You watched the irrelevant (to this discussion) part of the video. Did you not see this? "You can start about 37 minutes into it if you want to skip much of the Dover school board antics that led up to the lawsuit and get to the trial, the testimony of ID people and the prosecution's experts, and the judge's ruling."
You pay a price for your inattention. Go back to video and begin where you left off.
Or, try this written transcript of the video:
NOVA | Transcripts | Judgment Day: Intelligent Design on Trial | PBS If you go that route - text rather than speech and video - please be thorough and attentive. You will find this there. It's in the video as well, probably past the point where you ended watching it:
KENNETH R. MILLER:
As an example of what irreducible complexity means, advocates of intelligent design like to point to a very common machine: the mousetrap. And the mousetrap is composed of five parts. It has a base plate, the catch, a spring, a little hammer that actually does the dirty work, and a bait holder.
The mousetrap will not work if any one of these five parts are taken away. That's absolutely true. But remember the key notion of irreducible complexity, and that is that this whole machine is completely useless until all the parts are in place. Well, that, that turns out not to be true.
And I'll give you an example. What I have right here is a mousetrap from which I've removed two of the five parts. I still have the base plate, the spring, and the hammer. Now you can't catch any mice with this, so it's not a very good mousetrap. But it turns out that, despite the missing parts, it makes a perfectly good, if somewhat inelegant, tie clip.

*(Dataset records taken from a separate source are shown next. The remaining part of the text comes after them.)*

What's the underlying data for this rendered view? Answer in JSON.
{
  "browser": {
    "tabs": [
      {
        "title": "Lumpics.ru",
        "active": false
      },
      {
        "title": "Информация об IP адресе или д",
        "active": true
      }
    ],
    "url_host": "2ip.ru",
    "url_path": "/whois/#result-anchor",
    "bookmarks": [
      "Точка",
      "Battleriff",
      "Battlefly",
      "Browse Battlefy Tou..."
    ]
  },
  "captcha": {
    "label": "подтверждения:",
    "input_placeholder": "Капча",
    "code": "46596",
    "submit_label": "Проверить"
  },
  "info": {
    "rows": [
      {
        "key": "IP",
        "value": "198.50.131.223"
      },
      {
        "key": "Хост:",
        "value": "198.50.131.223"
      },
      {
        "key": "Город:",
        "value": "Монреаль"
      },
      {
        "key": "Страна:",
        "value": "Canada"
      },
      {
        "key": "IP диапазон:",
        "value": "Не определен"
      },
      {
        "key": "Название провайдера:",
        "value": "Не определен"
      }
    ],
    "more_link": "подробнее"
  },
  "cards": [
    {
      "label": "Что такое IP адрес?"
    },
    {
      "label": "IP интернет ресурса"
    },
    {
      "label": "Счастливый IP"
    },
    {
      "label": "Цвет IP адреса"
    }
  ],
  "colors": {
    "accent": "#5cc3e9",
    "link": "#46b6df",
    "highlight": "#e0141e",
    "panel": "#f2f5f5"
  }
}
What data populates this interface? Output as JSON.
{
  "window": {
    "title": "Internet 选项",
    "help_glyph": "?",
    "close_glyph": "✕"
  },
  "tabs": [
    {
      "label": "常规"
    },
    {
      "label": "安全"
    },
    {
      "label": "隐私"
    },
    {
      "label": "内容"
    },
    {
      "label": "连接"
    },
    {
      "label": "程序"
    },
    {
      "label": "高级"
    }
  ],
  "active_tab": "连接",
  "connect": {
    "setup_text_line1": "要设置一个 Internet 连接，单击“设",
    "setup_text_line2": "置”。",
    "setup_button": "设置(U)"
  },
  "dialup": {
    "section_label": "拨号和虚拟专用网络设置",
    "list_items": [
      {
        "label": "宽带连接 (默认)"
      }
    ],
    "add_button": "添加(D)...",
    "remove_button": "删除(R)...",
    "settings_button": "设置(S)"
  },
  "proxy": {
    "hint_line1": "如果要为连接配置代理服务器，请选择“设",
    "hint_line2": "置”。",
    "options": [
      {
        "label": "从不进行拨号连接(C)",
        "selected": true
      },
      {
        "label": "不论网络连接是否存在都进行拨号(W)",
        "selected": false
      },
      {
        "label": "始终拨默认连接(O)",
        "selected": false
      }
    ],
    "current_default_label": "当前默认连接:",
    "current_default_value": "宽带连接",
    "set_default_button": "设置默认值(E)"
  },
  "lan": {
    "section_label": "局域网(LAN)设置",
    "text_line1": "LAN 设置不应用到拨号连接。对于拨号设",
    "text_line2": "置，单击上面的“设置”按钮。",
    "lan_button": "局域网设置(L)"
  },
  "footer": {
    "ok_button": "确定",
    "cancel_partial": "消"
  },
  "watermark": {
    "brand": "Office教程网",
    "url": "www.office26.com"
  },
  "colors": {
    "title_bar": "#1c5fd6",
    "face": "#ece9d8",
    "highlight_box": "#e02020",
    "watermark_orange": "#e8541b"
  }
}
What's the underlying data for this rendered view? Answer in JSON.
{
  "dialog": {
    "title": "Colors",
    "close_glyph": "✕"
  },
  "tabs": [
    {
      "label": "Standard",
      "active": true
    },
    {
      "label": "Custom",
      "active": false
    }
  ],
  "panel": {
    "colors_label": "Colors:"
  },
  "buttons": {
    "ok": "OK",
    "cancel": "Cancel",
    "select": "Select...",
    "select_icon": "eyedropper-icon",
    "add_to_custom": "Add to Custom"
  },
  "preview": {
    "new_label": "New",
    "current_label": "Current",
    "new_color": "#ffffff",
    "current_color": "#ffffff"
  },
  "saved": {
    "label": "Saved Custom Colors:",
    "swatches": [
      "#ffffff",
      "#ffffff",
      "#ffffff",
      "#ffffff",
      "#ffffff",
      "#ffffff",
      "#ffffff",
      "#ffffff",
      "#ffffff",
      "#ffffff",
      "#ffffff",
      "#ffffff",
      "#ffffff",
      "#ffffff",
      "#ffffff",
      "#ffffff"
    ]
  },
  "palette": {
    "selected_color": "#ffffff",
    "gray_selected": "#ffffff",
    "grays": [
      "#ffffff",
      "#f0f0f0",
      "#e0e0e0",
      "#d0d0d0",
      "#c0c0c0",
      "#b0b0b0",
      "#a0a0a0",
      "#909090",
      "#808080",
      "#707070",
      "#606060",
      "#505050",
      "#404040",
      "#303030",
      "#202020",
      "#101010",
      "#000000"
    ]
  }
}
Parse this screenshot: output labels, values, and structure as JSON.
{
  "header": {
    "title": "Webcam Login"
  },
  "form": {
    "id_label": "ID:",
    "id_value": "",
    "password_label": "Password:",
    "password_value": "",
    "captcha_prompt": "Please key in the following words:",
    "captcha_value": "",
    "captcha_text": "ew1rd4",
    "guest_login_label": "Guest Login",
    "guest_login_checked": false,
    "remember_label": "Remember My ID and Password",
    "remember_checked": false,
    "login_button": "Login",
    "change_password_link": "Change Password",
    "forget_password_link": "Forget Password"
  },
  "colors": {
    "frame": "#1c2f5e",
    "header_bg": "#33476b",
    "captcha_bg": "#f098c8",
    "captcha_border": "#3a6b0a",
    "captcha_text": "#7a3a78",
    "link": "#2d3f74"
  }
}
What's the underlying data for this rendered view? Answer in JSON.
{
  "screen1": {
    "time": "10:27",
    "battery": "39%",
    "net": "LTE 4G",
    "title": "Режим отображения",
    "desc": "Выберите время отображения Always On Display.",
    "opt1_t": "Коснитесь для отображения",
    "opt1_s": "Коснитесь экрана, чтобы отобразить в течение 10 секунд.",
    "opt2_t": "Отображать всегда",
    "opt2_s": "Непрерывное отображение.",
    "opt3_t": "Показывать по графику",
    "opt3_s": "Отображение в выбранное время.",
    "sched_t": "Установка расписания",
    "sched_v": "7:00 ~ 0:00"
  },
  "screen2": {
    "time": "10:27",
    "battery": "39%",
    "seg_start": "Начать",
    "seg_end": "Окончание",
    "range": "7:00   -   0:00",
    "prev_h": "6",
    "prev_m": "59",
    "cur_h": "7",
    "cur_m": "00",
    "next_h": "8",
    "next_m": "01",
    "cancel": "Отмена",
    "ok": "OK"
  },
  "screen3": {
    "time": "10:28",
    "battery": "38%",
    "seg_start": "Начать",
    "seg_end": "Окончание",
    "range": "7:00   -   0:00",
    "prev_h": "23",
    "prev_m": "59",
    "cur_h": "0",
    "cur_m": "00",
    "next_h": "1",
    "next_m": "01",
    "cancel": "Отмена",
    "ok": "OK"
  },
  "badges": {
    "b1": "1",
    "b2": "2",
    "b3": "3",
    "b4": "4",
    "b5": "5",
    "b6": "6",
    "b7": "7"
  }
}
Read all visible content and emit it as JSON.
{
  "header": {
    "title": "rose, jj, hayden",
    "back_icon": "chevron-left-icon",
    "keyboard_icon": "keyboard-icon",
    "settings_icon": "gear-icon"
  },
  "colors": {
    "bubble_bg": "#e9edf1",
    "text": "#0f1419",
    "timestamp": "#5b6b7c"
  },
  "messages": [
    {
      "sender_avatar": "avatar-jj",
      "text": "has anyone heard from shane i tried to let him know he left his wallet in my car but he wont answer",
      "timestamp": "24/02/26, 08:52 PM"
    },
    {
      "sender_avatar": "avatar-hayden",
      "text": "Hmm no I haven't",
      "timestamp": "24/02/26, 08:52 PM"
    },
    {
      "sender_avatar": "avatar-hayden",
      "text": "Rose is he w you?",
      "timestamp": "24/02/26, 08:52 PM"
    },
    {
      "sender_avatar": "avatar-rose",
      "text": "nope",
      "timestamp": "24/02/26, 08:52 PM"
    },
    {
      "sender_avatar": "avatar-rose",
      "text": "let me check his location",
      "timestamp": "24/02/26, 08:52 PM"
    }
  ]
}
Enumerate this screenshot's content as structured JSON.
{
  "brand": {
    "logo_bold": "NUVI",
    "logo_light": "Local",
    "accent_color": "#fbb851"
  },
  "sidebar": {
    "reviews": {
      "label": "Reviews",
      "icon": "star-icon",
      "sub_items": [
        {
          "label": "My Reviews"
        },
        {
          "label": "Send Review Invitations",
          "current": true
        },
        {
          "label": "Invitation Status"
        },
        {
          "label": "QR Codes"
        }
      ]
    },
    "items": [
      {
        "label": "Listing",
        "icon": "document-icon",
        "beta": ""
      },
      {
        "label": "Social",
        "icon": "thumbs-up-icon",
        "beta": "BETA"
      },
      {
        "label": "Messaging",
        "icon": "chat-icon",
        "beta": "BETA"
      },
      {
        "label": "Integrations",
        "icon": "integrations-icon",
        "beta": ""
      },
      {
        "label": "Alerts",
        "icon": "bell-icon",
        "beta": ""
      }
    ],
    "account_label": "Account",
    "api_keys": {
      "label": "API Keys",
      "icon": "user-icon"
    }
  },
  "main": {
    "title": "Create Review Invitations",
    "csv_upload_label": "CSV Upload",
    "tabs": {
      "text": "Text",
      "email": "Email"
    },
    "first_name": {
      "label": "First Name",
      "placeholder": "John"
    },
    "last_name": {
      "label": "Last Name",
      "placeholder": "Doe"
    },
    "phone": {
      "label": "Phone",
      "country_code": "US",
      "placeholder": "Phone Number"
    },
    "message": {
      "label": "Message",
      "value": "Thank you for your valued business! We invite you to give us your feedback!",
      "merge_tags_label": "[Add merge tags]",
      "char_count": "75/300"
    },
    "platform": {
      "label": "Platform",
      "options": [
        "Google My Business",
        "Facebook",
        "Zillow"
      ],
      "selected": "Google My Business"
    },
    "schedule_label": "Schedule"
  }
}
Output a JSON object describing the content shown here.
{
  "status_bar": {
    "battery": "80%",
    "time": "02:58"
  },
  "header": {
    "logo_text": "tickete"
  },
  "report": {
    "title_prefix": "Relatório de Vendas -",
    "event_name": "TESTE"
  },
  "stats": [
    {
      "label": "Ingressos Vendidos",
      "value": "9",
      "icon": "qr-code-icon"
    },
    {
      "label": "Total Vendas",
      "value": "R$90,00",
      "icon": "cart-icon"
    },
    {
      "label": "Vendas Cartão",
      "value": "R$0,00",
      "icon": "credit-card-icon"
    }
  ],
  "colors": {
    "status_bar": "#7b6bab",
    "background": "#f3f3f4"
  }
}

And when we look at the favorite examples for irreducible complexity, and the bacterial flagellum is a perfect example, we find the molecular equivalent of my tie clip, which is we see parts of the machine missing—two, three, four, maybe even 20—parts, but still fulfilling a perfectly good purpose that could be favored by evolution. And that's why the irreducible complexity argument falls apart.
Implicitly? As in an idea that you ferreted out from the text? Forgive my skepticism. Your track record with reading comprehension isn't an endorsement for it.
The article showed a series of simpler mousetraps as the device went from 5 to 4 to 3 to 2 to 1 part
Disagree that Behe was correct, but you didn't specify in exactly which way, so I'm assuming you mean the claim that a mousetrap has no use missing one of its parts. Behe's claim was also falsified by Miller, but by using simpler mouse traps for another purpose such as a tie clip.
The article contradicts that. No new parts were added. Some older parts changed configuration, which is also the case with biological systems when a piece is removed or modified. The conformation of proteins, for example, is sensitive to their milieu. Remove one protein and the others conformation and functionality might change. Here's some biochemistry for you:
"This overview provides an illustrated, comprehensive survey of some commonly observed protein‐fold families and structural motifs, chosen for their functional significance. It opens with descriptions and definitions of the various elements of protein structure and associated terminology."
https://www.ncbi.nlm.nih.gov/pmc/articles/PMC7162418/#:~:text=The complete structure of a,, tertiary, and quaternary structure.
If that's your main point, it's irrelevant to a biological system. How the mousetrap increases in complexity is unrelated to natural genetic variation.
I think you're misunderstanding the significance of the mousetrap. Your statement is irrelevant. It doesn't evolve by natural selection of a biological genotype/phenotype, and nobody claims that it did. It is merely a means of illustrating that when parts are removed, functionality is lost whether a system is biological or manmade.
Unselectable? The steps were selected by its builder, which is also irrelevant to a discussion of biological evolution.